Несмотря на то, что Маан располагался, как и положено инспектору его класса, в отдельном кабинете, примыкающем к общему, он любил бывать в общем отделе. Это помещение мало чем отличалось от иных в этом здании, но именно тут Маан ощущал себя на своем месте. Четыре стены с узкими оконными проемами, множество столов, уставшие взрослые мужчины за работой, запах кофе, табака, пота и накрахмаленных рубашек. Шелест бумаг, лязг выдвигаемых ящиков, стрекот клавиш, шорох потревоженной ткани. Это был тот мир, в котором Маан привык себя ощущать. Просто потому, что когда-то давно сам стал неотъемлемой его частью. Наверно, сейчас он сам кажется Тай-йину и Мвези частью обстановки. Вот старый письменный стол у двери, он вечно завален папками, потому что на него отправляют всю корреспонденцию и все дела, а шкафы для бумаг — на другом конце отдела. Вот вешалка, самый правый крючок у нее скрипит и скоро должен отвалиться. Вот оружейный сейф, каждый раз, когда его открываешь, дверца противно скрежещет металлом о металл. Вот стоит старый Маан, он часто ворчит, но все парни в отделе его любят и знают его отношение к работе. Без него, конечно, будет трудно, как и без этого стола, например, к вещам, прослужившим много лет, привыкаешь, даже если вещь эта полностью утратила свою полезность, сохранив лишь некоторый набор внешних признаков.
Маан улыбнулся собственным мыслям. Ребята привыкнут. Они хорошие специалисты, и даже перемена обстановки не выведет их из себя, особенно если заменена будет лишь одна, пусть и давно притершаяся, деталь. На его место, наверно, поставят Геалаха. Лалин хорош, но слишком молод, да и тридцать шестой класс, рановато. Мвези слишком ленив, запустит. Да и совершенно не тот склад характера для руководителя. У Тай-йина хорошая репутация наверху, но себе не уме, таких не любят выдвигать «на отдел». И уж точно не Месчината.
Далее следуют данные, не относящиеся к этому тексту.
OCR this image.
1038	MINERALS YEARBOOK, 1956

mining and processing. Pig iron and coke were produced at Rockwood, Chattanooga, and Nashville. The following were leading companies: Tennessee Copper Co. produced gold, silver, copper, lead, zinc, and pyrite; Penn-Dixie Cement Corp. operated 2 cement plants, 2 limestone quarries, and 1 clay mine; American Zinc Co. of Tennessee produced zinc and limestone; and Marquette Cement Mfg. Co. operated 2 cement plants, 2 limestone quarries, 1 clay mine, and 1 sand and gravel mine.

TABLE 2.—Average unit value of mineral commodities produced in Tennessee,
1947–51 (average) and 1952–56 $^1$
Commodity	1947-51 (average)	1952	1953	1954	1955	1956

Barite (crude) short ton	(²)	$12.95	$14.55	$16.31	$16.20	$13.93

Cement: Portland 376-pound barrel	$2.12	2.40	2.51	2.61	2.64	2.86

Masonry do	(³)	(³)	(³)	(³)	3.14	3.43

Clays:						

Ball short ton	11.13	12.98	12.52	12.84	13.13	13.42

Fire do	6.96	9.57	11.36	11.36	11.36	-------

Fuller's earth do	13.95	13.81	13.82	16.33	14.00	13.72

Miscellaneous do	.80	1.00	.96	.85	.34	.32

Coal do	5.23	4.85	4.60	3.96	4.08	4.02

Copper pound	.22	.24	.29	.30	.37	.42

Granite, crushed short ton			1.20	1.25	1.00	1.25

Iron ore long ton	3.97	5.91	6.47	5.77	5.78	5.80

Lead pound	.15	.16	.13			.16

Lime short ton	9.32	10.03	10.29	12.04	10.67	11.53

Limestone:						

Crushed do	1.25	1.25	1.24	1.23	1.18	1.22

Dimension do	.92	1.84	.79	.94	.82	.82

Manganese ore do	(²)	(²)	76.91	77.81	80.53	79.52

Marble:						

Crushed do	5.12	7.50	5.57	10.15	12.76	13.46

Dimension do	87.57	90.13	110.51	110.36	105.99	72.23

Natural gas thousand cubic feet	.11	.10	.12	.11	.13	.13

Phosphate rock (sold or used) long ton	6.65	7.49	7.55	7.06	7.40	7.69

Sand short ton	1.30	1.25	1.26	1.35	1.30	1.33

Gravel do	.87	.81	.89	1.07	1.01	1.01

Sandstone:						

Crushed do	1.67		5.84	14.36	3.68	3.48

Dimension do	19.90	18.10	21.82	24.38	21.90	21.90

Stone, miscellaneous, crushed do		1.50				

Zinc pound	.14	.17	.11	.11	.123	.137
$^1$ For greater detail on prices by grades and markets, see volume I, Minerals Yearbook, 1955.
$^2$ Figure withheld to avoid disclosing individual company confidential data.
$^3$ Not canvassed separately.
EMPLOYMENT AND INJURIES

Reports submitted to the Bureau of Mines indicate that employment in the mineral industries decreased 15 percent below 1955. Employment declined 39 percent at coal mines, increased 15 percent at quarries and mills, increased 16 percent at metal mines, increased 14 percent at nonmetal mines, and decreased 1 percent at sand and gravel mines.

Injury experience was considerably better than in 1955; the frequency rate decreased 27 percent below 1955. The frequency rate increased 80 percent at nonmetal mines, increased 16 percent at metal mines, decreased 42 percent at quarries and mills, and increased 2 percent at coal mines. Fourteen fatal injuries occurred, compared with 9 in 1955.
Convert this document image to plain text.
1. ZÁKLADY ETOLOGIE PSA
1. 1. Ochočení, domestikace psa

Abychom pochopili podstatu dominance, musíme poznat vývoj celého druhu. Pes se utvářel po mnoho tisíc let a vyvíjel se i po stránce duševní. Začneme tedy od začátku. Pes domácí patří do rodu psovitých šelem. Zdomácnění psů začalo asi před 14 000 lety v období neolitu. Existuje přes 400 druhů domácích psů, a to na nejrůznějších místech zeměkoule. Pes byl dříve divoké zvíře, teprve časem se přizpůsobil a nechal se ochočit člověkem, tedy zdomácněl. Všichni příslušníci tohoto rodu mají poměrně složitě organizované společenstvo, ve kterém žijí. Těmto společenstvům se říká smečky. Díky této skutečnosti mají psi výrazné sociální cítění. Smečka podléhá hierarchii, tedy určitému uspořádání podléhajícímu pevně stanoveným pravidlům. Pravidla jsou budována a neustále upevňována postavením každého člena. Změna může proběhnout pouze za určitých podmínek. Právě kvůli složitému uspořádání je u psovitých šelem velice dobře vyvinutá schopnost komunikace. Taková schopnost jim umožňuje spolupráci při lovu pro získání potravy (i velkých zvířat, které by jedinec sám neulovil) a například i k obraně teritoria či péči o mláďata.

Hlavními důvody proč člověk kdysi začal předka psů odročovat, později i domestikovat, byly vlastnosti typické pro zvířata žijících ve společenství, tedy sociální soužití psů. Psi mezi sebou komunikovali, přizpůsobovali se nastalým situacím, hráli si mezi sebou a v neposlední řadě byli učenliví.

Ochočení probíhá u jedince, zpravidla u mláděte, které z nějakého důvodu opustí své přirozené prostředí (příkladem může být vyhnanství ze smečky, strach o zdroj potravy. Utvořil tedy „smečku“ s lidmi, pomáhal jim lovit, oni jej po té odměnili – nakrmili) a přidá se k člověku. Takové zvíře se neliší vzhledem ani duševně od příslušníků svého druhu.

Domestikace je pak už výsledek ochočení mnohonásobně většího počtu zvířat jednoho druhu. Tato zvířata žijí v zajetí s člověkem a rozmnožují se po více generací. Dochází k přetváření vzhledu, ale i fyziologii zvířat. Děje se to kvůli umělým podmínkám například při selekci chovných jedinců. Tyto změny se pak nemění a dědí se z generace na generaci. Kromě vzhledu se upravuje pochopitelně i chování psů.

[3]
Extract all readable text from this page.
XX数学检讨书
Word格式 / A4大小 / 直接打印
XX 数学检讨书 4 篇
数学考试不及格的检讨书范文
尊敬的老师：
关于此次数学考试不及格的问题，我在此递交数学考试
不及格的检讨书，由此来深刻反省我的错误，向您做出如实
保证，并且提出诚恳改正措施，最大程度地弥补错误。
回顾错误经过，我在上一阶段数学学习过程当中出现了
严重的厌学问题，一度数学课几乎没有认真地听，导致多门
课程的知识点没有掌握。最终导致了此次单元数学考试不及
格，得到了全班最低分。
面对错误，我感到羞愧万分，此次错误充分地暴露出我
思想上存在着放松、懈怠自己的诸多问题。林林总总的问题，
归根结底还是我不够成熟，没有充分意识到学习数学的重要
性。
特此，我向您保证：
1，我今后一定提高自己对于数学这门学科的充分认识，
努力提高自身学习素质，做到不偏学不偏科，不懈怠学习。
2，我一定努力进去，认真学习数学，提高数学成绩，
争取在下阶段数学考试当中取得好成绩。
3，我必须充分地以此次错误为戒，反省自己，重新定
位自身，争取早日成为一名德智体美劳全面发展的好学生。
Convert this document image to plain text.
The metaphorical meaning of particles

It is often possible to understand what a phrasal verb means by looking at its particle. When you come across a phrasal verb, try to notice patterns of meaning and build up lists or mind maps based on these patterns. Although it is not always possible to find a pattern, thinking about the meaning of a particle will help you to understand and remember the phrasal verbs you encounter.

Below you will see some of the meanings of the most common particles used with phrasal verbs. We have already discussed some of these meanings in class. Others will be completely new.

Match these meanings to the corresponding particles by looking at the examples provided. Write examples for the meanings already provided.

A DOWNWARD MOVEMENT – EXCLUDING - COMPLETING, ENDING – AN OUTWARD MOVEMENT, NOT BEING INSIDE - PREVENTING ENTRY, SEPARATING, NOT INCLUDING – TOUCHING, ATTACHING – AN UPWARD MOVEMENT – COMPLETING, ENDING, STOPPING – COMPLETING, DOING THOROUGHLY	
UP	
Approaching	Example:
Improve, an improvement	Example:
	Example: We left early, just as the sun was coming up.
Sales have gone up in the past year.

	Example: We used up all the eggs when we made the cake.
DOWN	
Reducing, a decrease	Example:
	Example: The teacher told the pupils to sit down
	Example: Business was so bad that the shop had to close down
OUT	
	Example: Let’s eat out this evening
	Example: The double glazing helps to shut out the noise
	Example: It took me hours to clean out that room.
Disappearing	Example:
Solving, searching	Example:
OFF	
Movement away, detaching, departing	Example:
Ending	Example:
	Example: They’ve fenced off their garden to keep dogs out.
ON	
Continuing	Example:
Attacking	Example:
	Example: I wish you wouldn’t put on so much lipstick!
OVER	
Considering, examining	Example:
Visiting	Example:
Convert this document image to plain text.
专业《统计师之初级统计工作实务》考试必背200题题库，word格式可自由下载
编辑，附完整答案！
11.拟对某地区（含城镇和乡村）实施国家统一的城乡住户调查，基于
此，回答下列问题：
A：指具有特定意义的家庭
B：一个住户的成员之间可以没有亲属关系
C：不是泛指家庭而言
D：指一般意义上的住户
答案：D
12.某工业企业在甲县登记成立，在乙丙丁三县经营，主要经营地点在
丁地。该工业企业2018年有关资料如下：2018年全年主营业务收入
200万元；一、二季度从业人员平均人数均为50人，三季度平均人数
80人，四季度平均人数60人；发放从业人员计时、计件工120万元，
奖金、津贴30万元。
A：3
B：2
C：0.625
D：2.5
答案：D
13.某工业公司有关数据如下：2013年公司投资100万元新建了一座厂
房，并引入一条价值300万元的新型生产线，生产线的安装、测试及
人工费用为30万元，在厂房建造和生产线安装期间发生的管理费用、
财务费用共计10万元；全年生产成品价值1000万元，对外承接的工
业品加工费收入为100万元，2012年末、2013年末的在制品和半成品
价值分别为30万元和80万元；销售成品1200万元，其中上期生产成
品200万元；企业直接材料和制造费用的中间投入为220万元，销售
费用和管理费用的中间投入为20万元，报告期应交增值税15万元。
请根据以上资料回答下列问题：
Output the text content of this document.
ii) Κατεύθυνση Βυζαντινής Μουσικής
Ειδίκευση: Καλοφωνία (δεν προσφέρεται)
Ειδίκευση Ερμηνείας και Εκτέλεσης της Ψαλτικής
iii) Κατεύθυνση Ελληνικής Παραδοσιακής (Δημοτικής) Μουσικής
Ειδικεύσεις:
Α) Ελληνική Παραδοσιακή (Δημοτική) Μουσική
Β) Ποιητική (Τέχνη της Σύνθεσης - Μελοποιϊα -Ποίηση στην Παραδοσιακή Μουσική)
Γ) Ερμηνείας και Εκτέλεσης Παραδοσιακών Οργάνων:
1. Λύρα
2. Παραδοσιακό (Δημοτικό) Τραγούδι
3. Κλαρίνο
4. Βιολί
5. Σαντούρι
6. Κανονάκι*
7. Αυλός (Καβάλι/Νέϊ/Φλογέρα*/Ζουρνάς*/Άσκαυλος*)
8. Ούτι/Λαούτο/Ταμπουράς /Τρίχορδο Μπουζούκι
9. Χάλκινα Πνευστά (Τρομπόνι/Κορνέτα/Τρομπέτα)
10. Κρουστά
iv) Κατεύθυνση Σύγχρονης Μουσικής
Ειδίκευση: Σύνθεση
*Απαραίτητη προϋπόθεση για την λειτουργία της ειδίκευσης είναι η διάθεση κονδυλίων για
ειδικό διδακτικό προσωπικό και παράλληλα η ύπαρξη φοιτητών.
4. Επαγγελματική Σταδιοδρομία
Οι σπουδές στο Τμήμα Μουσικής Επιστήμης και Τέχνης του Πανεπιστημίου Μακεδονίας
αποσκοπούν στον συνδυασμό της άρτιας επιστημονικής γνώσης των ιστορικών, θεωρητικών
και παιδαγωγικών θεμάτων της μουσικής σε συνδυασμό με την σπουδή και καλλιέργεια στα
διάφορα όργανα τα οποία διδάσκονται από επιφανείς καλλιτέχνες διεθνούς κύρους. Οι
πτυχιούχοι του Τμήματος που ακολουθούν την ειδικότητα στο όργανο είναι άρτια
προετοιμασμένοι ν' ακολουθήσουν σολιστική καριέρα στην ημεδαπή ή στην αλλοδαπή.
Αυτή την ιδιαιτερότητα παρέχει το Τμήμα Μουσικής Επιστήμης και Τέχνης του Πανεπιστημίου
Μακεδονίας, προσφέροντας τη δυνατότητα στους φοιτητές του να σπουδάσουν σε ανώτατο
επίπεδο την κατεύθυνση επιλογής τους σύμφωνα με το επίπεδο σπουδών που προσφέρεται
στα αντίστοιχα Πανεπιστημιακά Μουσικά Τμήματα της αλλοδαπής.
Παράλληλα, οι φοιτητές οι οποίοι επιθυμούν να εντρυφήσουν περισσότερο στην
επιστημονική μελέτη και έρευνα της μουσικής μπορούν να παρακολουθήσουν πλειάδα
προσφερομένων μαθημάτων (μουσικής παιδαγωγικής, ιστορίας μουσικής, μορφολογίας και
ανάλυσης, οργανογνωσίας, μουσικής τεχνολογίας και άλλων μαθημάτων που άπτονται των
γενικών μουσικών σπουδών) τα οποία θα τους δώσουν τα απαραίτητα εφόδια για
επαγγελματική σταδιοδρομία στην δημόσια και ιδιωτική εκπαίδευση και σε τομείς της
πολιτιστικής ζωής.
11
Мунн должен поставить Геалаха. Гэйну давно пора, а тут и вакансия. В ящике у Маана уже месяц лежал листок, ожидавший своей очереди. Вскоре он ляжет на стол Мунна. И Мунн, внимательно его прочитав, хмуря брови, постучит по нему пальцем и уточнит: «Уверен?». И Маан кивнет головой, как бы заверяя написанное. В Геалахе — уверен. Ему еще долго работать в Контроле, лет двенадцать. А то и больше — семьи нет, на пенсию никто не тянет. Отделу с ним повезет. Пусть Геалах не прирожденный руководитель, у него есть все качества, которые сделают замену безболезненной. Он знает ребят, и ценит их не хуже самого Маана, он будет вести их, подстраховывать, указывать путь, словом, как и положено руководителю, вожаку. А он, Маан, просто исчезнет отсюда. Перестанет быть частью этого пропахшего табаком суетного мира. И, по большому счету, во всей Вселенной эта перемена пройдет практически незамеченной.